While the Indian occasion did not carry the toga of a road show, the objective was the same. The Federal Government said it agreed on a cash-raising oil deal with India for $15 billion by the end of the year. The deal would see the Indian government make an upfront payment to Nigeria for crude purchases.
However the full benefits from these agreements are yet to be realised. While there are whispers of activity, only marginal gains have been recorded.

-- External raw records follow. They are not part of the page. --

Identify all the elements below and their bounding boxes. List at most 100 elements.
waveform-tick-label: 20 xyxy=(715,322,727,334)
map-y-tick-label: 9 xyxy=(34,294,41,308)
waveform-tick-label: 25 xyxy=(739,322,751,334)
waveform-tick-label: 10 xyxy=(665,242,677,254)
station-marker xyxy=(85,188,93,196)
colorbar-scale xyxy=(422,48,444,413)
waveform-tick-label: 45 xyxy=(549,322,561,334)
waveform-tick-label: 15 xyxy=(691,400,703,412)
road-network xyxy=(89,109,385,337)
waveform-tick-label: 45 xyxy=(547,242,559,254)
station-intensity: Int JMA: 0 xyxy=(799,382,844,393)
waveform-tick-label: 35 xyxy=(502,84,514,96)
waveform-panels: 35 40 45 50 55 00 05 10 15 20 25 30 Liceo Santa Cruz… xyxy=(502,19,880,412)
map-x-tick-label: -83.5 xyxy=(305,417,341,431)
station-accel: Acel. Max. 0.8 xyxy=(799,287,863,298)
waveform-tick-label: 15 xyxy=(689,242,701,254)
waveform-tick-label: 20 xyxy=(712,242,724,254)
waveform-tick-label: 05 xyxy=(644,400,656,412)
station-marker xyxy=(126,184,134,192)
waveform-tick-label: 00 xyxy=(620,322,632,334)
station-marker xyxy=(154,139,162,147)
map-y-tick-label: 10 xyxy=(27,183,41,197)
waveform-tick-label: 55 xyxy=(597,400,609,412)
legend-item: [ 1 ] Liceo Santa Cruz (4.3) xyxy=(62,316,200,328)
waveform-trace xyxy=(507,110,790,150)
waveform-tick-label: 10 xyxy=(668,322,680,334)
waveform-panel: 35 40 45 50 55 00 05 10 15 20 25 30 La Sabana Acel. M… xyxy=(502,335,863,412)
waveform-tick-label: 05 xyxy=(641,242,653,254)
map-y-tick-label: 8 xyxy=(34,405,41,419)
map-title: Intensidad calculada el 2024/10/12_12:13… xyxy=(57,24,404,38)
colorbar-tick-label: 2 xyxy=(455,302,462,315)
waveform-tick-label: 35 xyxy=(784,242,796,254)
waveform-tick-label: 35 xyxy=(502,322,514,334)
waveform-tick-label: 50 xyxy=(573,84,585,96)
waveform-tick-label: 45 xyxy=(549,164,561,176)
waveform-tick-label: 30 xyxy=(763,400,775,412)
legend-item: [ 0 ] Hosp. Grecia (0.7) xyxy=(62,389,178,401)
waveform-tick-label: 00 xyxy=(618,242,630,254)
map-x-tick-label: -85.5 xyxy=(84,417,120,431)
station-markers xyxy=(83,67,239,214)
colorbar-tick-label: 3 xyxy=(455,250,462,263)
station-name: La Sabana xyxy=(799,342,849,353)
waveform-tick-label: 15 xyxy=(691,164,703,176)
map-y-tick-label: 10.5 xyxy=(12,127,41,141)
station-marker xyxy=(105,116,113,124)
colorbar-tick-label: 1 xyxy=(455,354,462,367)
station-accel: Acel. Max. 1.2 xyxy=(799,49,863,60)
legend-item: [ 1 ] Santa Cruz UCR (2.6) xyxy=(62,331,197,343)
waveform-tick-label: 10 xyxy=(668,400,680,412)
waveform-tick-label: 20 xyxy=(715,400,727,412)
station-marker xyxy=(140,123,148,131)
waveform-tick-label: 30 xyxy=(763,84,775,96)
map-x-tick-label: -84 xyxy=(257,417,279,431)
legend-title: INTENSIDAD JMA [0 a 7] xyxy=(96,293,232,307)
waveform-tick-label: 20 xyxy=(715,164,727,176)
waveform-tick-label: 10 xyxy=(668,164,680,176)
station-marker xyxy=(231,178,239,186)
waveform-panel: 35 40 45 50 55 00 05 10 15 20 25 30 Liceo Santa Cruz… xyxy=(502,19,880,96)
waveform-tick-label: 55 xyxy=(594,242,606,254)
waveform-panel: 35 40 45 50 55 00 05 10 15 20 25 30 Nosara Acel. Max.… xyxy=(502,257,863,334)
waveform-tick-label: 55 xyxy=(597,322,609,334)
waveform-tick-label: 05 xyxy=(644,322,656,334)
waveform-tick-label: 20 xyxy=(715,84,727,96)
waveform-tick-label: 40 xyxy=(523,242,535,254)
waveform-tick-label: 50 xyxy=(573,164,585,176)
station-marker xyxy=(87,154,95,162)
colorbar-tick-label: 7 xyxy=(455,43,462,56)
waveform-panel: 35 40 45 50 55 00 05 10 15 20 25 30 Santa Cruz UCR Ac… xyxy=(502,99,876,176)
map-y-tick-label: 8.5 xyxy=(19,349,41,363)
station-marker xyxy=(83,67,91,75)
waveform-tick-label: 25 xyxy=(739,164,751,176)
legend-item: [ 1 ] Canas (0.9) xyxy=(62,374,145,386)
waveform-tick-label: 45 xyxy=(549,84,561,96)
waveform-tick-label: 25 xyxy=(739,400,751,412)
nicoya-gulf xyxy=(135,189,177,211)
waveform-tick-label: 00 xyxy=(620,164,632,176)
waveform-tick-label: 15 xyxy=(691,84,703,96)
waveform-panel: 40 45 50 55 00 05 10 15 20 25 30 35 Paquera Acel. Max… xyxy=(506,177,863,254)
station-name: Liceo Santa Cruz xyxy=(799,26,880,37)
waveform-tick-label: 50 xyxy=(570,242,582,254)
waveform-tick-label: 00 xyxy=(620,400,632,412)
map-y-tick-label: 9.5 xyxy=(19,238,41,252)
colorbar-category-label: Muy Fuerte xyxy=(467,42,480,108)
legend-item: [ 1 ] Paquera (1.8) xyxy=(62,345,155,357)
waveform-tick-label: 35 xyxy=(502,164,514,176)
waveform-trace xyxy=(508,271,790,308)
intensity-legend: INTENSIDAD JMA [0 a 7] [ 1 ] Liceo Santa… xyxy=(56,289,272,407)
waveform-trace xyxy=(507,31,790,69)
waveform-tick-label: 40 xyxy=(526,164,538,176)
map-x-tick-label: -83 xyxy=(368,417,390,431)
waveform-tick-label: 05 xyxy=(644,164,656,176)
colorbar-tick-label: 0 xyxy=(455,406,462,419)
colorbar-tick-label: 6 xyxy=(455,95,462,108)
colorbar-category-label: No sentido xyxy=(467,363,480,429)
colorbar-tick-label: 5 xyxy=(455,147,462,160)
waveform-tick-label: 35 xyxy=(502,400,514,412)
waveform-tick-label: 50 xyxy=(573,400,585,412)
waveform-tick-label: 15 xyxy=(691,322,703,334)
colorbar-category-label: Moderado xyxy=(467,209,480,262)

Last year, Indian oil companies got significant representation in the 2017 Nigeria crude term allocations.
In May this year, Nigeria awarded the Ajaokuta-Kaduna-Kano (AKK) natural gas pipeline project to a consortium of Chinese firms led by the Chinese Petroleum Engineering at the cost of $949 million representing 80 percent of cost of construction.
NNPC said the objective of the pipeline was to address the current operational challenges experienced in the power sector limiting the ability of gas generation companies (Gencos) from increasing their output to due to difficulty transporting gas from the Niger Delta to power plants around the country.
The overtures from Britain will not amount to much unless critical reforms are undertaken in the oil and gas sector. Nigeria has passed a PIB governance bill which basically is for administrative purposes (though experts pick holes in it), the country is yet to pass a fiscal bill which is the stimulus for much needed investments.
After being marooned for over a decade, the PIB is yet to be given the urgency it demands. Yet the oil sector is begging for urgent reforms. The Natural Resource Governance Institute, (NRGI), a transparency watchdog, last month, published its 2017 Resource Governance Index – a measure of transparent management of the extractive sector – and ranked Nigeria 55th out of 89 countries who manage their resources well. For discerning government officials, this would be a national emergency.